De todas formas, obviamente, hay algunos consejos que me hubiera gustado darme a tiempo. La gran mayoría son culturales: haber conocido a Amélie Nothomb más temprano, haber más caso a Las Escarlatinas en su momento, etc. En general son factores que solo una visita de un yo futuro podría haber cambiado, así que no hay mucho de que arrepentirse.

Aún así, sí que hay una frase en concreto que aunque la gente me ofrecía en lejanas alternativas, nunca se me presentó como yo la tomo ahora. El mejor consejo de la vida: Don't give a fuck.

Me hubiese gustado entenderlo a los 15 años como lo entiendo ahora: No es nada de dejar de luchar por tus sueños o de rendirse, en absoluto. Es simplemente dejar de revelarse el devenir (sí, tomo muy LCA). No existe peor sentimiento que la frustración.
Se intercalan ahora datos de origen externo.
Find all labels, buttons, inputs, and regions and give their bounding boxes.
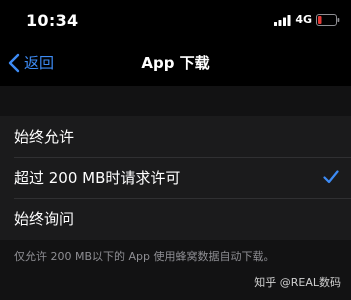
footer-note: 仅允许 200 MB以下的 App 使用蜂窝数据自动下载。 [14, 250, 275, 263]
status-time: 10:34 [26, 11, 79, 30]
checkmark-icon [323, 170, 339, 184]
footer-area: 仅允许 200 MB以下的 App 使用蜂窝数据自动下载。 知乎 @REAL数码 [0, 240, 351, 300]
option-label: 超过 200 MB时请求许可 [14, 168, 181, 187]
network-type-label: 4G [295, 13, 312, 26]
download-options-list: 始终允许 超过 200 MB时请求许可 始终询问 [0, 116, 351, 240]
status-bar: 10:34 4G [0, 0, 351, 40]
section-spacer [0, 86, 351, 116]
option-ask-over-200mb[interactable]: 超过 200 MB时请求许可 [0, 157, 351, 198]
battery-low-icon [316, 14, 340, 26]
option-always-ask[interactable]: 始终询问 [0, 198, 351, 239]
page-title: App 下载 [141, 54, 210, 72]
watermark: 知乎 @REAL数码 [254, 276, 341, 289]
navigation-bar: 返回 App 下载 [0, 40, 351, 86]
option-label: 始终允许 [14, 127, 75, 146]
option-always-allow[interactable]: 始终允许 [0, 116, 351, 157]
option-label: 始终询问 [14, 209, 75, 228]
cellular-signal-icon [274, 14, 291, 26]
status-indicators: 4G [274, 13, 340, 27]
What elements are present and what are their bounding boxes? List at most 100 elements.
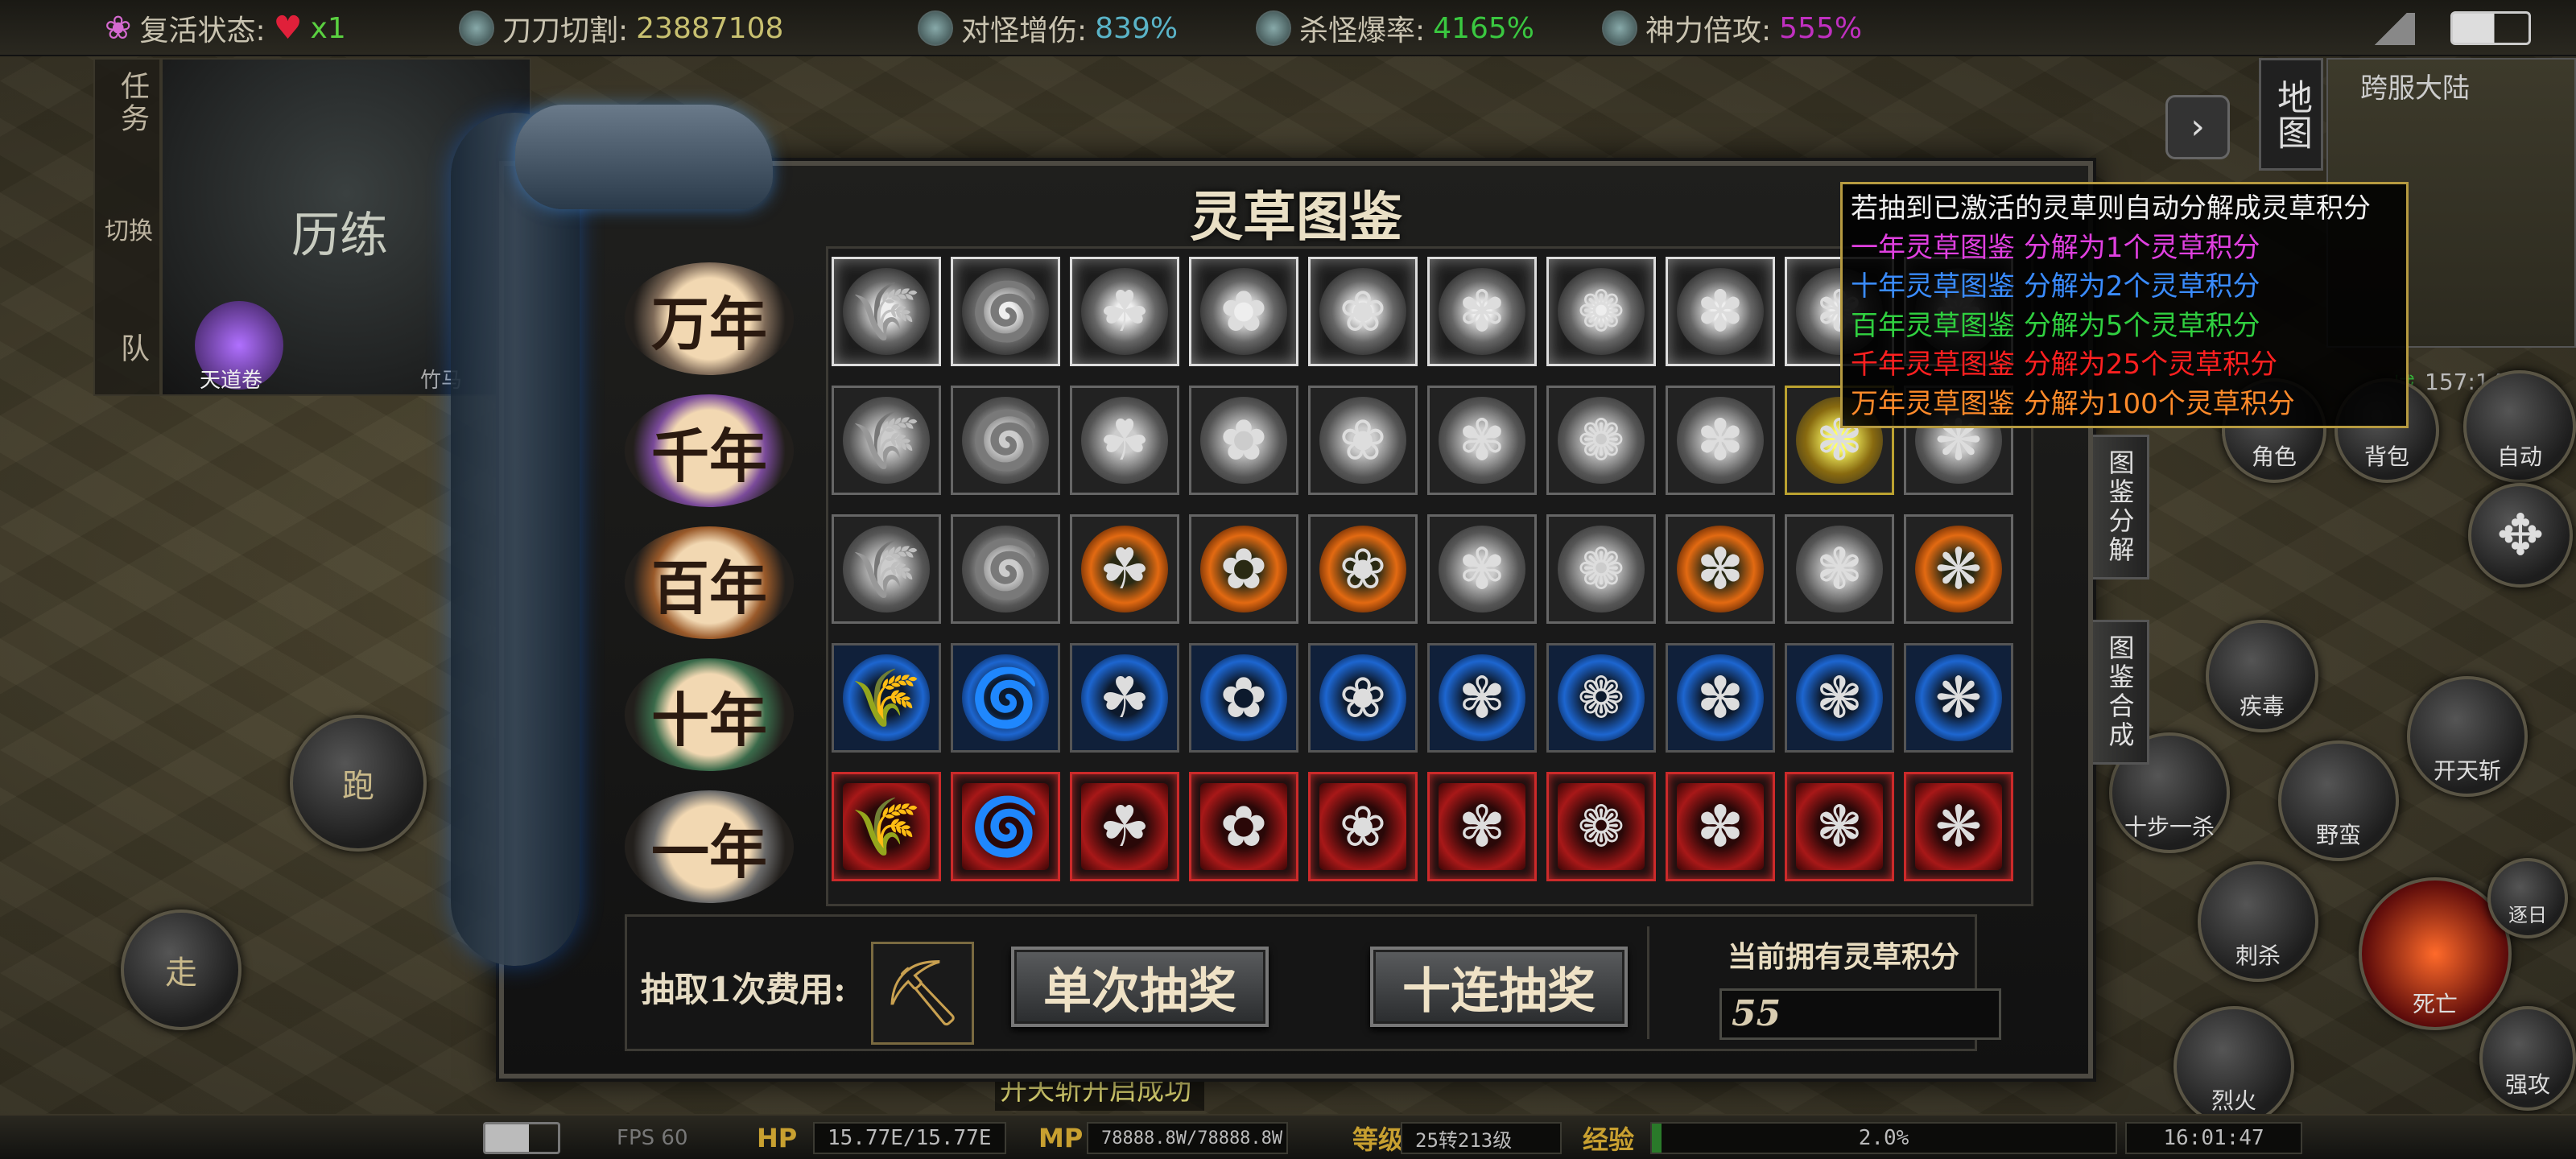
herb-slot-yi-4[interactable]: ✿	[1189, 772, 1298, 881]
herb-icon: ✽	[1677, 397, 1764, 484]
herb-icon: ☘	[1081, 526, 1168, 612]
skill-poison-button[interactable]: 疾毒	[2206, 620, 2318, 732]
top-status-bar: ❀ 复活状态: ♥ x1 刀刀切割: 23887108 对怪增伤: 839% 杀…	[0, 0, 2576, 56]
hp-label: HP	[757, 1123, 798, 1153]
herb-slot-shi-6[interactable]: ✾	[1427, 643, 1537, 753]
herb-slot-yi-8[interactable]: ✽	[1666, 772, 1775, 881]
herb-slot-qian-4[interactable]: ✿	[1189, 386, 1298, 495]
dragon-head-icon	[515, 105, 773, 209]
herb-slot-yi-5[interactable]: ❀	[1308, 772, 1418, 881]
herb-slot-wan-7[interactable]: ❁	[1546, 257, 1656, 366]
skill-fire-button[interactable]: 烈火	[2174, 1006, 2294, 1127]
herb-slot-bai-9[interactable]: ❃	[1785, 514, 1894, 624]
herb-icon: ❀	[1319, 268, 1406, 355]
herb-icon: ✿	[1200, 526, 1287, 612]
herb-slot-qian-6[interactable]: ✾	[1427, 386, 1537, 495]
herb-slot-wan-4[interactable]: ✿	[1189, 257, 1298, 366]
task-tab[interactable]: 任务	[111, 71, 153, 135]
herb-slot-wan-8[interactable]: ✽	[1666, 257, 1775, 366]
herb-slot-bai-8[interactable]: ✽	[1666, 514, 1775, 624]
herb-slot-shi-4[interactable]: ✿	[1189, 643, 1298, 753]
exp-bar-fill	[1652, 1124, 1662, 1153]
herb-slot-qian-5[interactable]: ❀	[1308, 386, 1418, 495]
herb-slot-bai-3[interactable]: ☘	[1070, 514, 1179, 624]
herb-slot-shi-7[interactable]: ❁	[1546, 643, 1656, 753]
herb-icon: ✾	[1439, 268, 1525, 355]
herb-icon: ❋	[1915, 654, 2002, 741]
herb-slot-shi-8[interactable]: ✽	[1666, 643, 1775, 753]
herb-icon: ❃	[1796, 526, 1883, 612]
herb-icon: ❃	[1796, 783, 1883, 870]
herb-slot-qian-7[interactable]: ❁	[1546, 386, 1656, 495]
skill-assassinate-button[interactable]: 刺杀	[2198, 861, 2318, 982]
herb-slot-bai-5[interactable]: ❀	[1308, 514, 1418, 624]
herb-slot-shi-1[interactable]: 🌾	[832, 643, 941, 753]
herb-slot-qian-3[interactable]: ☘	[1070, 386, 1179, 495]
synthesize-tab[interactable]: 图鉴合成	[2093, 620, 2149, 765]
herb-slot-yi-9[interactable]: ❃	[1785, 772, 1894, 881]
level-value: 25转213级	[1401, 1122, 1562, 1154]
run-button[interactable]: 跑	[290, 715, 427, 852]
herb-slot-qian-2[interactable]: 🌀	[951, 386, 1060, 495]
move-cross-icon[interactable]: ✥	[2468, 483, 2573, 588]
herb-slot-shi-5[interactable]: ❀	[1308, 643, 1418, 753]
herb-slot-wan-6[interactable]: ✾	[1427, 257, 1537, 366]
ten-draw-button[interactable]: 十连抽奖	[1370, 947, 1628, 1027]
walk-button[interactable]: 走	[121, 909, 242, 1030]
hp-value: 15.77E/15.77E	[813, 1122, 1006, 1154]
herb-icon: ☘	[1081, 783, 1168, 870]
herb-slot-qian-8[interactable]: ✽	[1666, 386, 1775, 495]
herb-slot-yi-7[interactable]: ❁	[1546, 772, 1656, 881]
scythe-icon	[1256, 10, 1291, 46]
skill-zhuri-button[interactable]: 逐日	[2487, 858, 2568, 938]
decompose-tab[interactable]: 图鉴分解	[2093, 435, 2149, 580]
mp-value: 78888.8W/78888.8W	[1087, 1122, 1288, 1154]
signal-icon	[2367, 13, 2415, 45]
skill-kaitian-button[interactable]: 开天斩	[2407, 676, 2528, 797]
tooltip-line-4: 千年灵草图鉴 分解为25个灵草积分	[1851, 349, 2278, 381]
expand-arrow-icon[interactable]: ›	[2165, 95, 2230, 159]
switch-tab[interactable]: 切换	[103, 192, 155, 272]
herb-slot-wan-1[interactable]: 🌾	[832, 257, 941, 366]
herb-slot-bai-6[interactable]: ✾	[1427, 514, 1537, 624]
herb-slot-shi-3[interactable]: ☘	[1070, 643, 1179, 753]
tiandao-label: 天道卷	[200, 369, 263, 393]
auto-button[interactable]: 自动	[2463, 370, 2576, 483]
tooltip-line-1: 一年灵草图鉴 分解为1个灵草积分	[1851, 231, 2260, 264]
herb-slot-qian-1[interactable]: 🌾	[832, 386, 941, 495]
dragon-decoration	[451, 113, 580, 966]
herb-icon: ✽	[1677, 268, 1764, 355]
single-draw-button[interactable]: 单次抽奖	[1011, 947, 1269, 1027]
herb-slot-yi-1[interactable]: 🌾	[832, 772, 941, 881]
herb-icon: 🌀	[962, 526, 1049, 612]
drop-rate-stat: 杀怪爆率: 4165%	[1256, 8, 1534, 48]
herb-slot-bai-10[interactable]: ❋	[1904, 514, 2013, 624]
herb-slot-wan-3[interactable]: ☘	[1070, 257, 1179, 366]
tooltip-line-0: 若抽到已激活的灵草则自动分解成灵草积分	[1851, 192, 2371, 225]
herb-slot-yi-2[interactable]: 🌀	[951, 772, 1060, 881]
herb-slot-yi-10[interactable]: ❋	[1904, 772, 2013, 881]
slash-stat: 刀刀切割: 23887108	[459, 8, 783, 48]
herb-slot-bai-1[interactable]: 🌾	[832, 514, 941, 624]
herb-slot-shi-9[interactable]: ❃	[1785, 643, 1894, 753]
herb-slot-wan-2[interactable]: 🌀	[951, 257, 1060, 366]
herb-slot-yi-3[interactable]: ☘	[1070, 772, 1179, 881]
skill-strong-button[interactable]: 强攻	[2479, 1006, 2576, 1111]
herb-slot-wan-5[interactable]: ❀	[1308, 257, 1418, 366]
skill-savage-button[interactable]: 野蛮	[2278, 740, 2399, 861]
herb-slot-shi-2[interactable]: 🌀	[951, 643, 1060, 753]
herb-slot-yi-6[interactable]: ✾	[1427, 772, 1537, 881]
revive-status: ❀ 复活状态: ♥ x1	[105, 10, 346, 47]
herb-slot-shi-10[interactable]: ❋	[1904, 643, 2013, 753]
tooltip-line-5: 万年灵草图鉴 分解为100个灵草积分	[1851, 387, 2295, 420]
row-label-bai: 百年	[625, 526, 794, 639]
herb-icon: ❁	[1558, 654, 1645, 741]
herb-slot-bai-2[interactable]: 🌀	[951, 514, 1060, 624]
herb-icon: ❁	[1558, 397, 1645, 484]
map-button[interactable]: 地图	[2259, 58, 2323, 171]
herb-icon: ✽	[1677, 526, 1764, 612]
herb-icon: ☘	[1081, 654, 1168, 741]
herb-icon: ✿	[1200, 397, 1287, 484]
herb-slot-bai-7[interactable]: ❁	[1546, 514, 1656, 624]
herb-slot-bai-4[interactable]: ✿	[1189, 514, 1298, 624]
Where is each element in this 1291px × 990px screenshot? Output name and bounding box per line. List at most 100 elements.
Incluso cuando nuestro cuerpo pierde su esencia física este acepta su destino; pero cuando es nuestra voluntad la que claudica nuestra biología nos contamina con los peores sentimientos y llegamos a explorar de rabia e impotencia, en un colapso emocional que realmente parece destruirnos por dentro. Un colapso que se produce casi siempre por querer hacerse el héroe frente a los remolinos de la desdicha universal (sí, y esto es muy Amélie Poulain).

Que las cosas te importen una mierda no implica dejar de hacer cosas de todo corazón, con justicia o con el mayor interés del mundo; es ser consciente de que a veces lo más sabio es mirar para otra parte cuando se entrometen en tu camino. Puedes aprovechar en fastidiar un poco a tus enemigos, pero nunca pienses que por enfrentarte cuerpo a cuerpo vas a conseguir detenerles mejor. Al contrario. En la mayoría de las veces es cierto que no hay mayor desprecio que no hacer aprecio. Y en muchas ocasiones más pasan unos días y toda esa cólera y ansía que te forzaba a obsesionarte por algo habrá desaparecido y habrás dejado de perder contra el mundo, el sistema o contra ti mismo. Y lo que sí habrás ganado será tiempo y salud para ti.

Lo que más me gusta de mi vida actual es que lo más importante es algo que no se puede tocar y que encima contiene cientos de miles de opciones entre las que elegir. Siempre es mejor poner el arte o la ciencia antes que el amor. Y si hemos de sobrecogernos, que sea por Stendhal.